Maybe your cold prevention idea has given me an idea for those crates.
Thanks for the tip.

K and S said...

never seen them in the markets here but do see them on people's trees in their yards. I guess I should ask them for one!

Linda said...

I adore pmegranites-the color, the flavor, the texture. I usually manage to stain my fingers dark red, if not what I am wearing. I've heard they are also very good for prostatic health so I try to get my husband to eat them but he remains puzzled by my enthusiasm.

Anonymous said...

I can never get them with the foliage attached! However, I have a hot tip on how to dry them (doesn't everyone want dried pomegranates?): Keep them in your refrigerator for a year - not in the fruit bin, but on the shelves, and in about a year, Voila! Dried pomegranates suitable for tableaux.
Not as good as your painting of them. :-(
Got to run - Costco closes soon!

Anonymous said...

I always enjoy your pomegranate paintings--they're just such an interesting looking fruit. Love your image of them on the plate with the curvy handwriting--looks great!

Anita said...

Pomegranates are gorgeous - I knew your paintings would do them justice!
I've made pomegranate sorbet but not a macaron - now you have me thinking!

Ilva said...

Lucky you, I'm eagerly waiting for them to arrive here! I LOVE POMEGRANATES! Thanks for letting me see some!

xxxxx said...

I HEART pomegranates. I saw some in the stores last week too! Thanks for sharing all that pomegranate art :-)
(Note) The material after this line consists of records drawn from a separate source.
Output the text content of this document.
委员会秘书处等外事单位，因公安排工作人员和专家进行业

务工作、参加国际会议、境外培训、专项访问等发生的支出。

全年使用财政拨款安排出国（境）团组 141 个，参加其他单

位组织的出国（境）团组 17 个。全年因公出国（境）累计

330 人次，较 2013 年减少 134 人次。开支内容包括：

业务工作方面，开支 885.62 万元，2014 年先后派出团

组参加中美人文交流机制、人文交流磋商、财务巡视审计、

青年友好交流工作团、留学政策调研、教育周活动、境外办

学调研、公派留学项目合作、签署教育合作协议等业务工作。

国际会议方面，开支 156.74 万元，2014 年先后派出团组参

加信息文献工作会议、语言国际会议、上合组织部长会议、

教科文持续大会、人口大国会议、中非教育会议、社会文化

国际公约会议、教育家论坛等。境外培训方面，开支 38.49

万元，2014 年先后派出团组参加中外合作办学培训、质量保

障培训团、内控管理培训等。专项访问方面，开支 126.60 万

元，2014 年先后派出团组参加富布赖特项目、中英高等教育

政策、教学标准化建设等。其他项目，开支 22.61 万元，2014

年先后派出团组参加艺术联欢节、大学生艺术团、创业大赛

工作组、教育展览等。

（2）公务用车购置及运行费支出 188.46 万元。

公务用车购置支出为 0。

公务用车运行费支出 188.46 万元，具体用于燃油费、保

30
Rebecca E. Parsons/Cre8Tiva said...

now do you eat the seeds...make tea from them...i am interested in the health benefits...off to research...blessings, rebecca

sukipoet said...

Read abt Pmegranates in a previous post of yours and began eating them. I felt oh so healthier.Thanks for reminding me abt them. Love your painting of the pomegranite.

Anonymous said...

Pomegranates ward of colds? I WILL try a pomegranate this year! I love the colour of that fruit - so vivid, so lush, so sensual.

PS - I found you through Britt-Arnhild's blog.

Parisbreakfasts said...

Cre8Tiva
I do eat the SEEDS!
It took me a few years to be able to.
Before I just chewed on them...Eeep.
But it's easy and no ill effects.
The juice has never done a thing for me..odd?

Anonymous said...

What a delicious juicy post! Your painting on top is full of depth and beauty!

Anonymous said...

Was introduced to pomegranates as a very young child, and just adored it. I even like the cordial one can make from it, called grenadine; used to make lovely drinks with it, so refreshing in summer! As for eating them fresh, I have to admit the seeds used to roll 'round my mouth while I sucked off the flesh/juice, yummy!
gorgeous paintings, as usual, carol.

Helene said...

I had my first pomegranate of the year yesterday...pomegranate macarons? Are you giving me a challenge...Haha!

Bridget said...

Ladurée is so inspiring!

tlchang said...

I love pomegranates - on all levels. They are amazing to look at, yummy to eat, and so layered in mythical reference. Lovely painting...

Pinkie Denise said...

Yes, the pomegranates were early this
year. When a favorite (french) cousin
Corey was here in August we had pink pomegranates ripe and sweet. We were so inspired to begin a blog we chose
pinkpomegranate. I love all your information and blog on the pomegranate it's great. Your art is wonderful too.
P.S. Corey's fairy godmother loves your whit looking forward to your blog I'll be back

J M said...

Pomegranates are among my favourite fruits, too. Maybe that's because I was born in their season. Seeing the prices in Paris, I realise I am lucky to have a huge supply of them for free, as the pomegranate trees grows very well in our climate and we have some of them in the orchard.
Have ever tasted any fruit right from the tree? There's a big difference in aroma, flavour...

Anonymous said...

Pomegranates, the best fruit since sliced bread. Well, sliced bread is much worse for you than this amazingly flavorful fruit that I consume on a semi-regular basis. Maybe five a week now. Just amazing fruits.